Recognized as a leading Japanese contemporary artist, Tomoo Gokita started off his career as a successful graphic designer in the fashion and music industry in the 1990s. He gradually established himself as a full-time artist in 2005. Interestingly, this transition also underscored Gokita’s career breakthrough within the same year—when the discovery of his book Lingerie Wrestling (2000) led to an invitation to participate in a New York group exhibition “Stranger Town” at Dinter Fine Art in New York. Due to financial limitation starting off as a novelist, he painted with a limited monochromic palette of black, grey and white, an aesthetic which was cultivated over the years and now became a representation of Gokita’s iconic oeuvre. His paintings often drew inspirations from a variety of sources in Western pop culture— including photographs from the 1960s and 70s, advertisements, pornography magazines, vintage postcards and record album covers. Initially, he started off with doodles and drawings in pencil, charcoal and ink on paperwork, which helped establish his presence in the New York art scene.
This present work, Vanity, 2015, is created just a decade after Gokita has transitioned to a full-time artist. It is a classic representation of Gokita’s talented artistry displaying various painterly method—from total ranges of bold smudges and smears outlining the subjects’ hair and face; to the velvety soft brushworks accentuating different layers of texture in each outfit. Over the years, he has evidently mastered the technique of manipulating gradients of black and white, emphasizing the individuality of each figure with such a limited palette. Vanity is one of the large-scale works Gokita has created; it is his fifth showpiece displaying three or more figures to be offered in the auction market, making it extremely rare to find. He overturns tradition mode of documenting group portraiture, as the trio shown here alludes a complex group dynamic. Additionally, the use of vivid chiaroscuro brings a considerable amount of heft to these figures while provoking a film noir ambience. Gokita successfully blurs the line between the figurative and the abstract and engages his viewers in a sensational experience.
Gokita’s work also echoes that of the psychologically charged work of Adrian Ghenie. Much like Ghenie’s iconic series of Vincent Van Gogh’s self-portraits, which he worked solely on obscuring a reproduction of the same Van Gogh portrait with cut-outs and pieces clipped from magazines and other print material.
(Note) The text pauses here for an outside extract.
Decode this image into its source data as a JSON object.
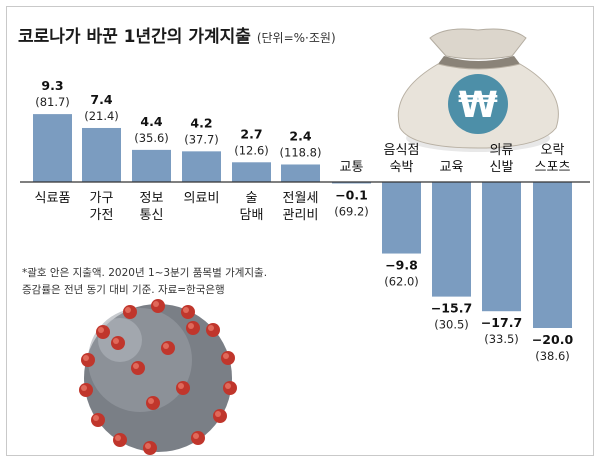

Comparably, Gokita also employs found imagery as a starting point, which subsequently led to deliberate distortion of his subjects’ faces. As Ghenie’s once said, “I work on an image in an almost classical vein: composition, figuration, use of light”. In similar resemblance of Gokita’s stylistic approach, both artists employ elements of light and spatial composition to challenge the viewers to make sense of the underlying structure of images. In Gokita’s own words, the obscuring of faces might reveal a kind of transformational desire : “to hide a face and to become a different character”. (the artist cited in interview with Steven Cox, 2013, Blum and Poe website, online).